La démarche de la Critique et jusqu'à la typographie de sa présentation inviteraient plutôt à penser que Marx réitère dans un premier temps le procès hégélien de la compréhension pour se l'objecter à lui-même dans un deuxième temps en le rabattant sur le processus empirique, dans un travail de Pénélope où le sens spéculatif, insatisfait de lui-même, tour à tour se conquiert et se perd. La critique de la critique n'est pas non plus absente de la Critique [10].

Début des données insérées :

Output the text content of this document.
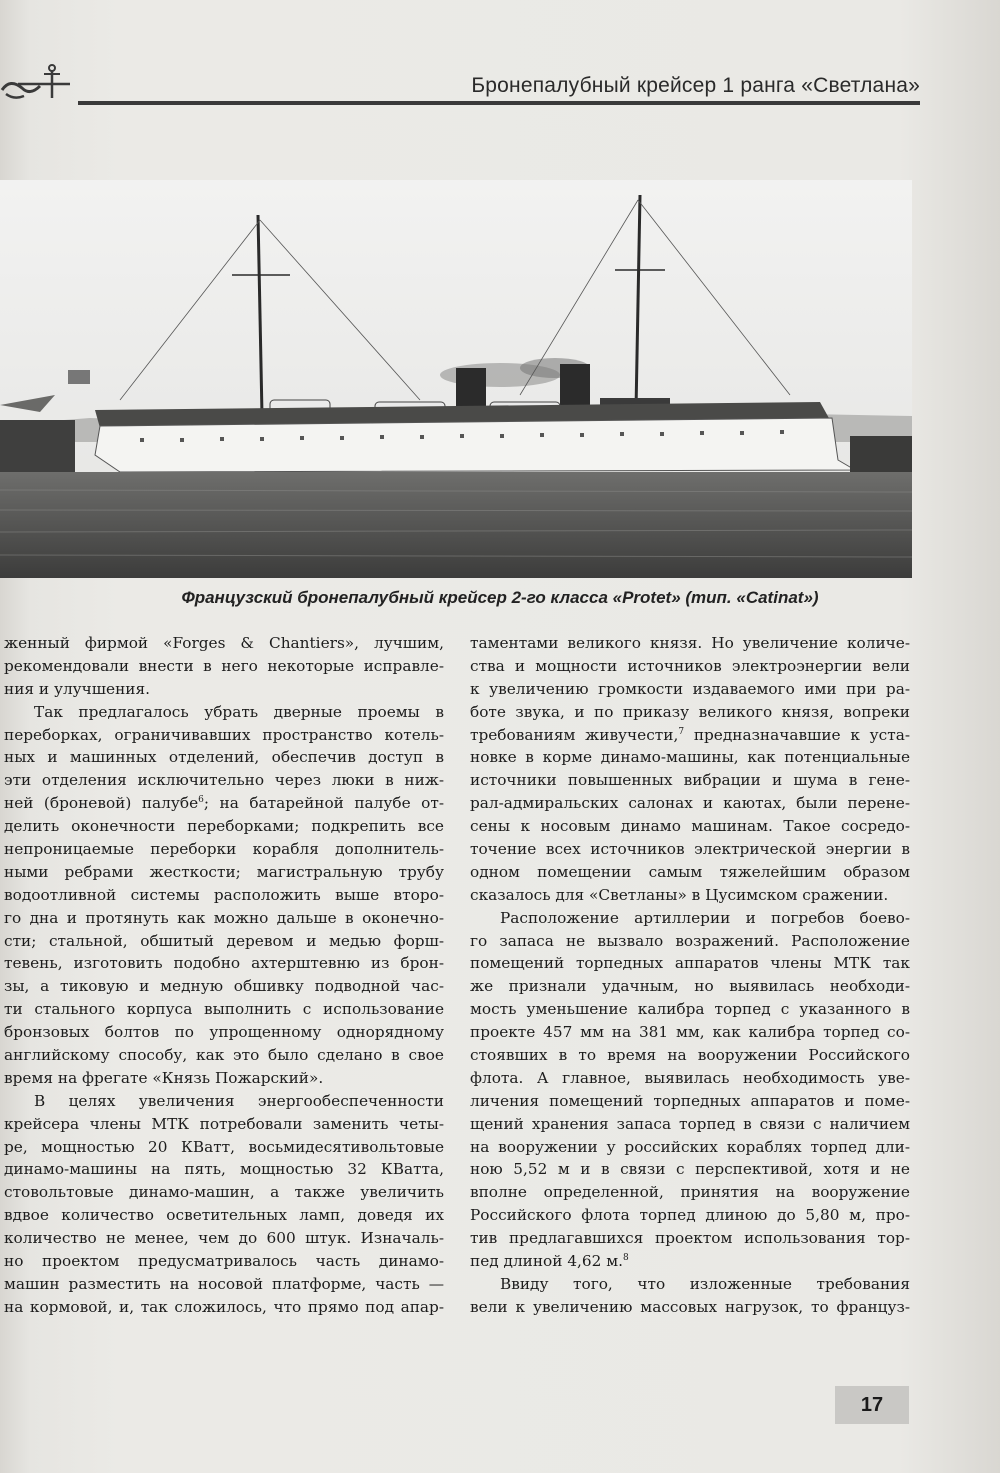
Бронепалубный крейсер 1 ранга «Светлана»
Французский бронепалубный крейсер 2-го класса «Protet» (тип. «Catinat»)
женный фирмой «Forges & Chantiers», лучшим,
рекомендовали внести в него некоторые исправле-
ния и улучшения.
Так предлагалось убрать дверные проемы в
переборках, ограничивавших пространство котель-
ных и машинных отделений, обеспечив доступ в
эти отделения исключительно через люки в ниж-
ней (броневой) палубе$^6$; на батарейной палубе от-
делить оконечности переборками; подкрепить все
непроницаемые переборки корабля дополнитель-
ными ребрами жесткости; магистральную трубу
водоотливной системы расположить выше второ-
го дна и протянуть как можно дальше в оконечно-
сти; стальной, обшитый деревом и медью форш-
тевень, изготовить подобно ахтерштевню из брон-
зы, а тиковую и медную обшивку подводной час-
ти стального корпуса выполнить с использование
бронзовых болтов по упрощенному однорядному
английскому способу, как это было сделано в свое
время на фрегате «Князь Пожарский».
В целях увеличения энергообеспеченности
крейсера члены МТК потребовали заменить четы-
ре, мощностью 20 КВатт, восьмидесятивольтовые
динамо-машины на пять, мощностью 32 КВатта,
стовольтовые динамо-машин, а также увеличить
вдвое количество осветительных ламп, доведя их
количество не менее, чем до 600 штук. Изначаль-
но проектом предусматривалось часть динамо-
машин разместить на носовой платформе, часть —
на кормовой, и, так сложилось, что прямо под апар-
таментами великого князя. Но увеличение количе-
ства и мощности источников электроэнергии вели
к увеличению громкости издаваемого ими при ра-
боте звука, и по приказу великого князя, вопреки
требованиям живучести,$^7$ предназначавшие к уста-
новке в корме динамо-машины, как потенциальные
источники повышенных вибрации и шума в гене-
рал-адмиральских салонах и каютах, были перене-
сены к носовым динамо машинам. Такое сосредо-
точение всех источников электрической энергии в
одном помещении самым тяжелейшим образом
сказалось для «Светланы» в Цусимском сражении.
Расположение артиллерии и погребов боево-
го запаса не вызвало возражений. Расположение
помещений торпедных аппаратов члены МТК так
же признали удачным, но выявилась необходи-
мость уменьшение калибра торпед с указанного в
проекте 457 мм на 381 мм, как калибра торпед со-
стоявших в то время на вооружении Российского
флота. А главное, выявилась необходимость уве-
личения помещений торпедных аппаратов и поме-
щений хранения запаса торпед в связи с наличием
на вооружении у российских кораблях торпед дли-
ною 5,52 м и в связи с перспективой, хотя и не
вполне определенной, принятия на вооружение
Российского флота торпед длиною до 5,80 м, про-
тив предлагавшихся проектом использования тор-
пед длиной 4,62 м.$^8$
Ввиду того, что изложенные требования
вели к увеличению массовых нагрузок, то француз-
17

Cela ne fait pas qu'il soit dans son seul pouvoir d'initier son lecteur à la connaissance des principes de la politique hégélienne qu'elle suppose. Lira-t-on la Critique en dehors de Hegel, c'est-à-dire les fragments retenus par Marx et par conséquent non immédiatement compréhensibles à ce titre, à la seule lumière de son commentaire, ce n'est ni Hegel ni Marx qu'on y trouvera. L'histoire faisant les choses à fond, la Critique, pour revêche qu'elle soit, ne découragera pas une lecture qui préférera faire l'économie du détour par la compréhension que son auteur postule : à partir de ce qui reste, c'est alors des formes contemporaines de ce que Marx s'apprête à appeler la « critique critique », ou d'une critique « dans la mêlée » qui refuse jusqu'au terme de critique, qu'on [23] plongera directement dans une œuvre encore apte  à alimenter leur culture politique. S'exprimerait-elle dans le langage de Marx, une telle critique se contente en effet de déprécier son objet à la faveur de présupposés et de jugements de valeur qu'elle ne cherche pas à comprendre en ce qu'ils réfutent. On critiquerait cette fois dans la critique posthume de Marx les œuvres incomplètes de notre histoire réelle plutôt que les œuvres posthumes de notre histoire idéelle. Mais il resterait alors à expliquer comment « notre critiqué » se retrouve au cœur des questions dont, par la bouche d'un Marx encore à venir et qui s'était abstenu de le faire savoir, le passé avait dit que c'était la question.


II


À prendre au sérieux la référence au nom de Marx, l'allégation du « combat auquel le texte appartiendrait » ne dispenserait pas d'interroger ce combat sur ses titres intellectuels; à en juger d'autre part par la persistance du problème de la différence de Hegel et de Marx, il ne semble pas aussi que le monde posthégélien où Marx continue d'inscrire sa Critique ait achevé de thématiser pour lui-même son propre rapport au « dernier des philosophes ». Vue sous cet angle, la Critique n'apparaît pas seulement comme un texte non quelconque mais comme un texte à notre usage, voire à notre image : autant dire - « car il manque à la copie la vie de l'original » [11] - qu'elle nous ramène à la source du débat qui, sur le thème de « Hegel et Marx » n'a cessé depuis de se poursuivre et de se reproduire.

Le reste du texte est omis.